In this segment we explore what team members at 12 Spokes do to ready themselves for starting something new…
1) New music. I love listening to music while I work and nothing jolts my creativity like listening to some new tunes. It can range anywhere from jazz and mellow (think Trio of Oz) to techno remixes (think GirlTalk or Pogo). I’m a sucker for new music and will pretty much listen to everything and anything so long as it’s putting me in the creative groove.
2) Drawing. Whether it’s doodling on paper, sketching out a layout idea in my notebook, or laying down some ink or watercolor it tends to open up the design world for me when I’m mixing up the techside with the artside.
3) Have a cup of tea (or two or three…). Because it’s delicious, delightful, and keeps my brain going.

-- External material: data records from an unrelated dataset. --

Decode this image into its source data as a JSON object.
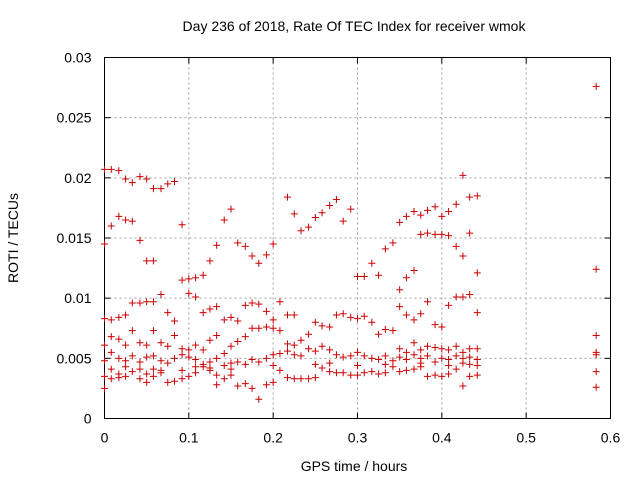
{
  "chart_data": {
    "type": "scatter",
    "title": "Day 236 of 2018, Rate Of TEC Index for receiver wmok",
    "xlabel": "GPS time / hours",
    "ylabel": "ROTI / TECUs",
    "xlim": [
      0,
      0.6
    ],
    "ylim": [
      0,
      0.03
    ],
    "xticks": [
      "0",
      "0.1",
      "0.2",
      "0.3",
      "0.4",
      "0.5",
      "0.6"
    ],
    "yticks": [
      "0",
      "0.005",
      "0.01",
      "0.015",
      "0.02",
      "0.025",
      "0.03"
    ],
    "grid": true,
    "marker": "plus",
    "color": "#cc0000",
    "series": [
      {
        "points": [
          [
            0.0,
            0.0207
          ],
          [
            0.008,
            0.0207
          ],
          [
            0.017,
            0.0206
          ],
          [
            0.025,
            0.0199
          ],
          [
            0.033,
            0.0196
          ],
          [
            0.042,
            0.0201
          ],
          [
            0.05,
            0.0199
          ],
          [
            0.058,
            0.0191
          ],
          [
            0.067,
            0.0191
          ],
          [
            0.075,
            0.0195
          ],
          [
            0.083,
            0.0197
          ],
          [
            0.0,
            0.0145
          ],
          [
            0.008,
            0.016
          ],
          [
            0.017,
            0.0168
          ],
          [
            0.025,
            0.0165
          ],
          [
            0.033,
            0.0164
          ],
          [
            0.042,
            0.0148
          ],
          [
            0.05,
            0.0131
          ],
          [
            0.058,
            0.0131
          ],
          [
            0.092,
            0.0161
          ],
          [
            0.092,
            0.0115
          ],
          [
            0.1,
            0.0116
          ],
          [
            0.108,
            0.0117
          ],
          [
            0.117,
            0.0119
          ],
          [
            0.125,
            0.0131
          ],
          [
            0.133,
            0.0144
          ],
          [
            0.142,
            0.0165
          ],
          [
            0.15,
            0.0174
          ],
          [
            0.158,
            0.0146
          ],
          [
            0.167,
            0.0143
          ],
          [
            0.175,
            0.0135
          ],
          [
            0.183,
            0.0129
          ],
          [
            0.192,
            0.0136
          ],
          [
            0.2,
            0.0145
          ],
          [
            0.217,
            0.0184
          ],
          [
            0.225,
            0.017
          ],
          [
            0.233,
            0.0156
          ],
          [
            0.242,
            0.0159
          ],
          [
            0.25,
            0.0167
          ],
          [
            0.258,
            0.0171
          ],
          [
            0.267,
            0.0177
          ],
          [
            0.275,
            0.0182
          ],
          [
            0.283,
            0.0164
          ],
          [
            0.292,
            0.0174
          ],
          [
            0.3,
            0.0118
          ],
          [
            0.308,
            0.0118
          ],
          [
            0.317,
            0.0129
          ],
          [
            0.325,
            0.0119
          ],
          [
            0.333,
            0.0141
          ],
          [
            0.342,
            0.0146
          ],
          [
            0.35,
            0.0163
          ],
          [
            0.358,
            0.0168
          ],
          [
            0.367,
            0.0172
          ],
          [
            0.375,
            0.0169
          ],
          [
            0.383,
            0.0173
          ],
          [
            0.392,
            0.0176
          ],
          [
            0.4,
            0.0168
          ],
          [
            0.408,
            0.0172
          ],
          [
            0.417,
            0.0178
          ],
          [
            0.425,
            0.0202
          ],
          [
            0.433,
            0.0184
          ],
          [
            0.442,
            0.0185
          ],
          [
            0.35,
            0.0107
          ],
          [
            0.358,
            0.0117
          ],
          [
            0.367,
            0.0123
          ],
          [
            0.375,
            0.0153
          ],
          [
            0.383,
            0.0154
          ],
          [
            0.392,
            0.0153
          ],
          [
            0.4,
            0.0153
          ],
          [
            0.408,
            0.0152
          ],
          [
            0.417,
            0.0143
          ],
          [
            0.425,
            0.0135
          ],
          [
            0.433,
            0.0154
          ],
          [
            0.442,
            0.0121
          ],
          [
            0.0,
            0.0083
          ],
          [
            0.008,
            0.0082
          ],
          [
            0.017,
            0.0084
          ],
          [
            0.025,
            0.0086
          ],
          [
            0.033,
            0.0096
          ],
          [
            0.042,
            0.0096
          ],
          [
            0.05,
            0.0097
          ],
          [
            0.058,
            0.0097
          ],
          [
            0.067,
            0.0103
          ],
          [
            0.075,
            0.0088
          ],
          [
            0.083,
            0.0081
          ],
          [
            0.1,
            0.0104
          ],
          [
            0.108,
            0.0101
          ],
          [
            0.117,
            0.0088
          ],
          [
            0.125,
            0.0091
          ],
          [
            0.133,
            0.0093
          ],
          [
            0.142,
            0.0082
          ],
          [
            0.15,
            0.0084
          ],
          [
            0.158,
            0.0081
          ],
          [
            0.167,
            0.0094
          ],
          [
            0.175,
            0.0096
          ],
          [
            0.183,
            0.0095
          ],
          [
            0.192,
            0.0089
          ],
          [
            0.2,
            0.0082
          ],
          [
            0.208,
            0.0097
          ],
          [
            0.217,
            0.0086
          ],
          [
            0.225,
            0.0086
          ],
          [
            0.35,
            0.0093
          ],
          [
            0.358,
            0.0086
          ],
          [
            0.367,
            0.0082
          ],
          [
            0.375,
            0.0087
          ],
          [
            0.383,
            0.0097
          ],
          [
            0.392,
            0.0078
          ],
          [
            0.4,
            0.0076
          ],
          [
            0.408,
            0.0094
          ],
          [
            0.417,
            0.0101
          ],
          [
            0.425,
            0.0101
          ],
          [
            0.433,
            0.0103
          ],
          [
            0.442,
            0.0088
          ],
          [
            0.0,
            0.0061
          ],
          [
            0.008,
            0.0068
          ],
          [
            0.017,
            0.0066
          ],
          [
            0.025,
            0.0061
          ],
          [
            0.033,
            0.0073
          ],
          [
            0.042,
            0.0063
          ],
          [
            0.05,
            0.0061
          ],
          [
            0.058,
            0.0073
          ],
          [
            0.067,
            0.0063
          ],
          [
            0.075,
            0.006
          ],
          [
            0.083,
            0.0069
          ],
          [
            0.092,
            0.0058
          ],
          [
            0.1,
            0.0057
          ],
          [
            0.108,
            0.0061
          ],
          [
            0.117,
            0.0057
          ],
          [
            0.125,
            0.0065
          ],
          [
            0.133,
            0.0069
          ],
          [
            0.142,
            0.0054
          ],
          [
            0.15,
            0.006
          ],
          [
            0.158,
            0.0064
          ],
          [
            0.167,
            0.0068
          ],
          [
            0.175,
            0.0075
          ],
          [
            0.183,
            0.0075
          ],
          [
            0.192,
            0.0076
          ],
          [
            0.2,
            0.0075
          ],
          [
            0.208,
            0.0073
          ],
          [
            0.217,
            0.0062
          ],
          [
            0.225,
            0.0061
          ],
          [
            0.233,
            0.0065
          ],
          [
            0.242,
            0.007
          ],
          [
            0.25,
            0.008
          ],
          [
            0.258,
            0.0077
          ],
          [
            0.267,
            0.0076
          ],
          [
            0.275,
            0.0086
          ],
          [
            0.283,
            0.0087
          ],
          [
            0.292,
            0.0084
          ],
          [
            0.3,
            0.0083
          ],
          [
            0.308,
            0.0085
          ],
          [
            0.317,
            0.008
          ],
          [
            0.325,
            0.007
          ],
          [
            0.333,
            0.0074
          ],
          [
            0.342,
            0.0073
          ],
          [
            0.35,
            0.0058
          ],
          [
            0.358,
            0.0055
          ],
          [
            0.367,
            0.0063
          ],
          [
            0.375,
            0.0057
          ],
          [
            0.383,
            0.006
          ],
          [
            0.392,
            0.0059
          ],
          [
            0.4,
            0.0058
          ],
          [
            0.408,
            0.0057
          ],
          [
            0.417,
            0.006
          ],
          [
            0.425,
            0.0055
          ],
          [
            0.433,
            0.0058
          ],
          [
            0.442,
            0.0058
          ],
          [
            0.0,
            0.0048
          ],
          [
            0.008,
            0.0055
          ],
          [
            0.017,
            0.005
          ],
          [
            0.025,
            0.0048
          ],
          [
            0.033,
            0.0052
          ],
          [
            0.042,
            0.0047
          ],
          [
            0.05,
            0.0051
          ],
          [
            0.058,
            0.0052
          ],
          [
            0.067,
            0.0048
          ],
          [
            0.075,
            0.0046
          ],
          [
            0.083,
            0.005
          ],
          [
            0.092,
            0.0053
          ],
          [
            0.1,
            0.0051
          ],
          [
            0.108,
            0.0049
          ],
          [
            0.117,
            0.0045
          ],
          [
            0.125,
            0.0047
          ],
          [
            0.133,
            0.005
          ],
          [
            0.142,
            0.0044
          ],
          [
            0.15,
            0.0046
          ],
          [
            0.158,
            0.0047
          ],
          [
            0.167,
            0.0045
          ],
          [
            0.175,
            0.0049
          ],
          [
            0.183,
            0.0047
          ],
          [
            0.192,
            0.005
          ],
          [
            0.2,
            0.0053
          ],
          [
            0.208,
            0.0054
          ],
          [
            0.217,
            0.0056
          ],
          [
            0.225,
            0.0053
          ],
          [
            0.233,
            0.0052
          ],
          [
            0.242,
            0.0058
          ],
          [
            0.25,
            0.0056
          ],
          [
            0.258,
            0.006
          ],
          [
            0.267,
            0.0057
          ],
          [
            0.275,
            0.0053
          ],
          [
            0.283,
            0.0051
          ],
          [
            0.292,
            0.0052
          ],
          [
            0.3,
            0.0055
          ],
          [
            0.308,
            0.0052
          ],
          [
            0.317,
            0.005
          ],
          [
            0.325,
            0.0049
          ],
          [
            0.333,
            0.0052
          ],
          [
            0.342,
            0.0048
          ],
          [
            0.35,
            0.0051
          ],
          [
            0.358,
            0.0049
          ],
          [
            0.367,
            0.0053
          ],
          [
            0.375,
            0.005
          ],
          [
            0.383,
            0.0052
          ],
          [
            0.392,
            0.0047
          ],
          [
            0.4,
            0.005
          ],
          [
            0.408,
            0.0049
          ],
          [
            0.417,
            0.0052
          ],
          [
            0.425,
            0.005
          ],
          [
            0.433,
            0.0051
          ],
          [
            0.442,
            0.0049
          ],
          [
            0.0,
            0.0035
          ],
          [
            0.008,
            0.0033
          ],
          [
            0.017,
            0.0037
          ],
          [
            0.025,
            0.0035
          ],
          [
            0.033,
            0.0039
          ],
          [
            0.042,
            0.0033
          ],
          [
            0.05,
            0.0037
          ],
          [
            0.058,
            0.0035
          ],
          [
            0.067,
            0.0038
          ],
          [
            0.075,
            0.003
          ],
          [
            0.083,
            0.0031
          ],
          [
            0.092,
            0.0033
          ],
          [
            0.1,
            0.0035
          ],
          [
            0.108,
            0.0038
          ],
          [
            0.117,
            0.0043
          ],
          [
            0.125,
            0.004
          ],
          [
            0.133,
            0.0036
          ],
          [
            0.142,
            0.0033
          ],
          [
            0.15,
            0.0036
          ],
          [
            0.158,
            0.0027
          ],
          [
            0.167,
            0.0029
          ],
          [
            0.175,
            0.0025
          ],
          [
            0.183,
            0.0016
          ],
          [
            0.192,
            0.0028
          ],
          [
            0.2,
            0.003
          ],
          [
            0.208,
            0.004
          ],
          [
            0.217,
            0.0034
          ],
          [
            0.225,
            0.0033
          ],
          [
            0.233,
            0.0033
          ],
          [
            0.242,
            0.0033
          ],
          [
            0.25,
            0.0034
          ],
          [
            0.258,
            0.0042
          ],
          [
            0.267,
            0.0039
          ],
          [
            0.275,
            0.0038
          ],
          [
            0.283,
            0.0038
          ],
          [
            0.292,
            0.0036
          ],
          [
            0.3,
            0.0036
          ],
          [
            0.308,
            0.0038
          ],
          [
            0.317,
            0.0039
          ],
          [
            0.325,
            0.0037
          ],
          [
            0.333,
            0.0038
          ],
          [
            0.342,
            0.0043
          ],
          [
            0.35,
            0.0039
          ],
          [
            0.358,
            0.004
          ],
          [
            0.367,
            0.0041
          ],
          [
            0.375,
            0.0043
          ],
          [
            0.383,
            0.0035
          ],
          [
            0.392,
            0.0036
          ],
          [
            0.4,
            0.0035
          ],
          [
            0.408,
            0.0037
          ],
          [
            0.417,
            0.0041
          ],
          [
            0.425,
            0.0027
          ],
          [
            0.433,
            0.0035
          ],
          [
            0.442,
            0.0036
          ],
          [
            0.0,
            0.0025
          ],
          [
            0.008,
            0.0041
          ],
          [
            0.017,
            0.0034
          ],
          [
            0.025,
            0.0043
          ],
          [
            0.042,
            0.0041
          ],
          [
            0.05,
            0.003
          ],
          [
            0.058,
            0.0041
          ],
          [
            0.067,
            0.004
          ],
          [
            0.092,
            0.004
          ],
          [
            0.108,
            0.0043
          ],
          [
            0.125,
            0.0042
          ],
          [
            0.133,
            0.0028
          ],
          [
            0.15,
            0.0041
          ],
          [
            0.2,
            0.0044
          ],
          [
            0.25,
            0.0045
          ],
          [
            0.267,
            0.0046
          ],
          [
            0.3,
            0.0044
          ],
          [
            0.333,
            0.0045
          ],
          [
            0.375,
            0.0046
          ],
          [
            0.408,
            0.0044
          ],
          [
            0.425,
            0.0046
          ],
          [
            0.433,
            0.0045
          ],
          [
            0.442,
            0.0044
          ],
          [
            0.583,
            0.0276
          ],
          [
            0.583,
            0.0124
          ],
          [
            0.583,
            0.0069
          ],
          [
            0.583,
            0.0055
          ],
          [
            0.583,
            0.0053
          ],
          [
            0.583,
            0.0039
          ],
          [
            0.583,
            0.0026
          ]
        ]
      }
    ]
  }
}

1) Hand off my kid. I divide my time between caring for my daughter and working. So before I can undertake any project, whether it’s dinner or a deep-dive business-dev meeting, the first thing I have to do is get her off my hands.
2) A quick surf of the ‘nets. I don’t get a lot of dedicated screen time throughout the day, like a lot of people do, so when I do sit down in front of my computer, I like to poke around for five minutes to get all my internet curiosity out. After a quick look at Facebook, my email and Slate, I feel like I’ve gotten my distractions out of the way and I can set in for a long, concentrated haul. (I think a lot of people might have trouble with the “quick” part of this step, but my workday is timeboxed pretty heavily by babysitters and nap schedules, so when I sit down to work I don’t muck around).
3) Coffee, tea, or another jolt. Totally uncreative, I know.
1) Set up my desk. I set my laptop on a stack of books and stand up to work, it keeps the juices flowing, and it keeps me from officially having to buy a standing desk. Unfortunately, my friends keep taking books out of my stack to read and/or just to tick me off. I can deal with that for routine bug fixes, but if I’m working on something fresh, I need to get back to the right height.
2) Shut out the world. I like simplynoise.com; persistent white noise keeps me from being distracted by cars in the street or the TV in the next room (actually, oscillating brown noise is what I find to be most effective, but most people group all colors of persistant static-y noise into the “white noise” category). Although I haven’t metricized it, I have anecdotal evidence of marked code improvement just by not hearing the other sounds that are going on around me.
2.5) open my “pomodoro” application, which is kind of part-and-parcel of shutting the world out. The focus of a structured 25 minute work session followed by a 5 minute break keeps my mind focused and fresh and keeps me from dwelling on the same roadblock for too long.
3) Big glass of water. I’m a compulsive hydration advocate, and if I don’t have a glass of water next to me in excess of 64 oz., then I’m just going to be leaving my computer in 5 minutes anyway to get one.
1) Research. Chances are, if I’m working on a new project, I’m going to be encountering some challenge I’ve never met before, whether it involves learning how to use a new Ruby gem or maybe even a new programming language or framework. I take the requirements of the project and decide on what the major components will be and what technologies will work well.
2) Brainstorm. With my arsenal of tools ready, I start thinking about the application’s unique business logic. Often this process involves taking out a piece of paper and drawing or writing until it clicks. Rarely do I fully grasp how to take the first steps without spending a good amount of time deep in thought.
3) Get started. With the barebones of the app running, what to tackle first? It’s often helpful to program from the mindset of the user. First, I want to log in, then what do I want to see? I build from there toward the minimum viable product to get the core of the application out in the least amount of time.